Немного сбитый с толку, я сказал:

– Я же говорил тебе. Осмотрим Вашингтон. Пройдем мимо Белого дома – может, увидим Гарри Трумэна.

– Нет, Язвинка, – снова прервала она меня, на этот раз более серьезным тоном, – я хочу сказать: куда мы всерьез направляемся? Вчера вечером, когда Натан… В общем, вчера после того, что он сделал, когда мы стали так быстро упаковывать чемоданы, ты все говорил: «Надо ехать домой, домой!» Снова и снова говорил: «Домой!» А я просто пошла за тобой, потому что так очень испугалась, и вот мы теперь с тобой в чужом городе, и я совсем не понимаю, зачем мы здесь. Куда мы на самом деле едем? Куда это – домой?

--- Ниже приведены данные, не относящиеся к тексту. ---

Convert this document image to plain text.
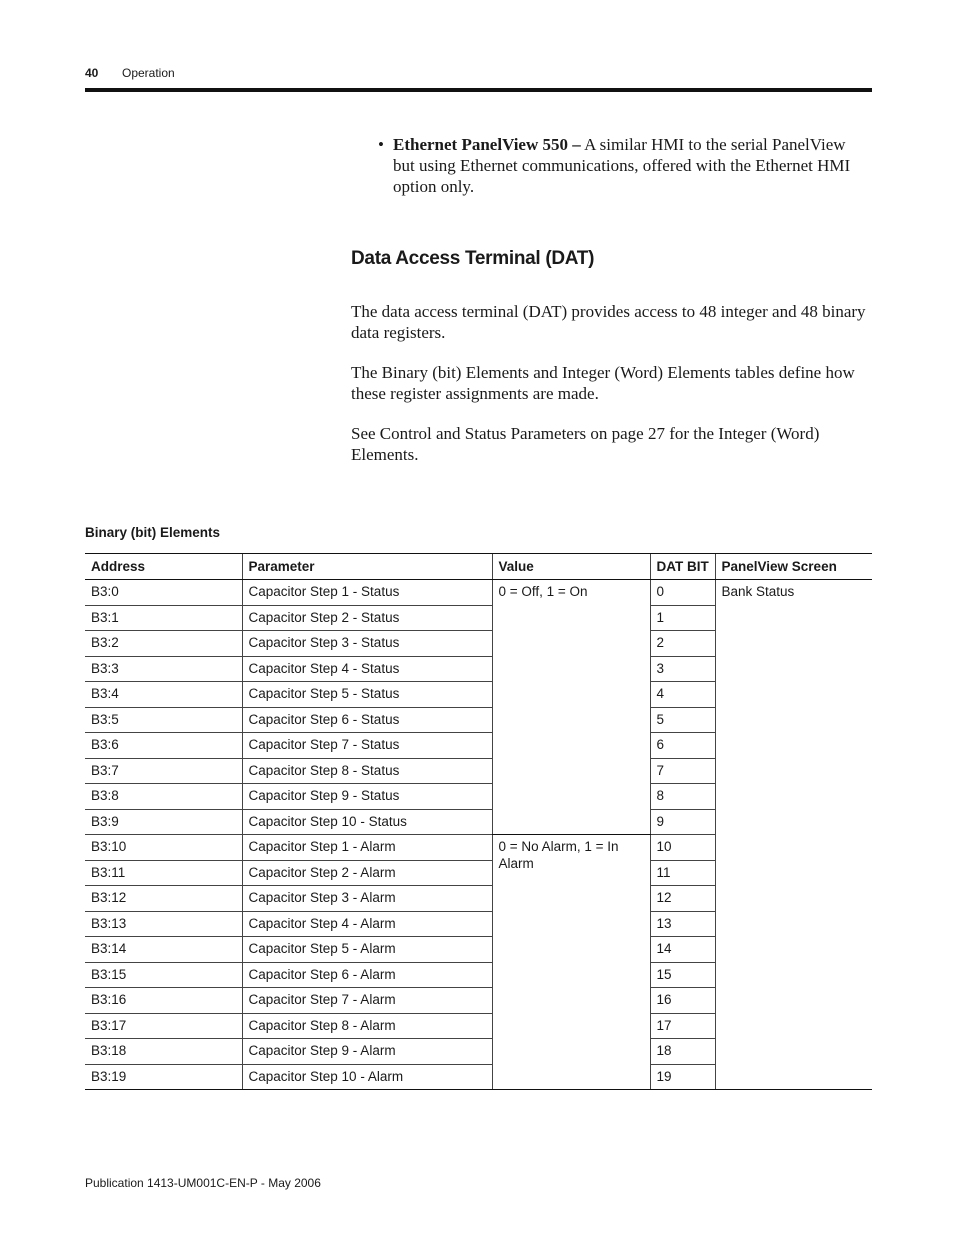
40 Operation
• Ethernet PanelView 550 – A similar HMI to the serial PanelView but using Ethernet communications, offered with the Ethernet HMI option only.
Data Access Terminal (DAT)
The data access terminal (DAT) provides access to 48 integer and 48 binary data registers.
The Binary (bit) Elements and Integer (Word) Elements tables define how these register assignments are made.
See Control and Status Parameters on page 27 for the Integer (Word) Elements.
Binary (bit) Elements
Address	Parameter	Value	DAT BIT	PanelView Screen
B3:0	Capacitor Step 1 - Status	0 = Off, 1 = On	0	Bank Status
B3:1	Capacitor Step 2 - Status		1	
B3:2	Capacitor Step 3 - Status		2	
B3:3	Capacitor Step 4 - Status		3	
B3:4	Capacitor Step 5 - Status		4	
B3:5	Capacitor Step 6 - Status		5	
B3:6	Capacitor Step 7 - Status		6	
B3:7	Capacitor Step 8 - Status		7	
B3:8	Capacitor Step 9 - Status		8	
B3:9	Capacitor Step 10 - Status		9	
B3:10	Capacitor Step 1 - Alarm	0 = No Alarm, 1 = In Alarm	10	
B3:11	Capacitor Step 2 - Alarm		11	
B3:12	Capacitor Step 3 - Alarm		12	
B3:13	Capacitor Step 4 - Alarm		13	
B3:14	Capacitor Step 5 - Alarm		14	
B3:15	Capacitor Step 6 - Alarm		15	
B3:16	Capacitor Step 7 - Alarm		16	
B3:17	Capacitor Step 8 - Alarm		17	
B3:18	Capacitor Step 9 - Alarm		18	
B3:19	Capacitor Step 10 - Alarm		19	
Publication 1413-UM001C-EN-P - May 2006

– Ну, ты же знаешь, Софи, я говорил тебе. Мы едем на ферму – я про нее тебе рассказывал – в южную Виргинию. Я тебе уже описал эти места, ничего больше добавить не могу. Это ферма, где главным образом выращивают земляной орех. Я никогда ее не видел, но отец говорит, что там вполне комфортабельно – все современные американские удобства. Ну, понимаешь: стиральная машина, холодильник, телефон, водопровод в доме, радио – словом, все. Полный набор. Как только устроимся, поедем в Ричмонд и приобретем хороший проигрыватель и множество пластинок. Всю музыку, какую мы оба любим. Там есть универсальный магазин Миллера и Родса с отличным отделом пластинок – во всяком случае, он был отличным, когда я ходил в школу в Мидлсексе…

– «Когда мы устроимся?» – снова прервав меня, повторила она мягко, но все же зондируя почву. – А как это будет? Что значит «устроимся», Язвинка, дорогой?

Вопрос этот породил во мне огромную волнующую пустоту, которую я не мог заполнить мгновенным ответом, ибо вдруг понял, что ответ должен быть весомым, начиненным глубоким смыслом; я как-то по-идиотски судорожно глотнул и надолго умолк, чувствуя лишь стремительный неровный стук крови в висках да исполненную отчаяния, могильную тишину в жалкой комнатенке. Наконец я медленно произнес, но гораздо смелее и непринужденее, чем, казалось, был в состоянии это сделать:

– Софи, я люблю тебя. Я хочу на тебе жениться. Я хочу, чтобы мы вместе с тобой жили на этой ферме. Хочу писать там книги, возможно, до конца моих дней, хочу, чтоб ты была со мной и помогала мне и чтоб у нас была семья. – Секунду помедлив, я добавил: – Ты мне очень нужна. Очень, очень. Могу ли я надеяться, что и я тебе нужен?

Еще произнося эти слова, я подумал, что произношу их с той же дрожью, таким же голосом, что и этот напыщенный идиот Джордж Брент, когда он в одном фильме, который я как-то видел, делал предложение Оливии де Хэвиленд на прогулочной палубе дурацкого голливудского океанского лайнера; но черт с ним, с пафосом – главное, я наконец сказал, что должен был сказать, а все первые признания в любви, мелькнуло у меня в голове, наверное, неизбежно выглядят кинематографической дешевкой.

Софи опустила голову на подушку рядом с моей, так что я почувствовал, какая горячая у нее щека, и приглушенно заговорила мне в ухо, а я смотрел на ее обтянутые шелком бедра, слегка колыхавшиеся надо мной.

– Ах, Язвинка, сладкий мой, ты такая прелесть. Ты так заботишься обо мне – много-много. Право, не знаю, что бы я без тебя делала. – Пауза; губы ее коснулись моей шеи. – Знаешь, что Язвинка: мне ведь больше тридцати. Что ты будешь делать с такой старухой?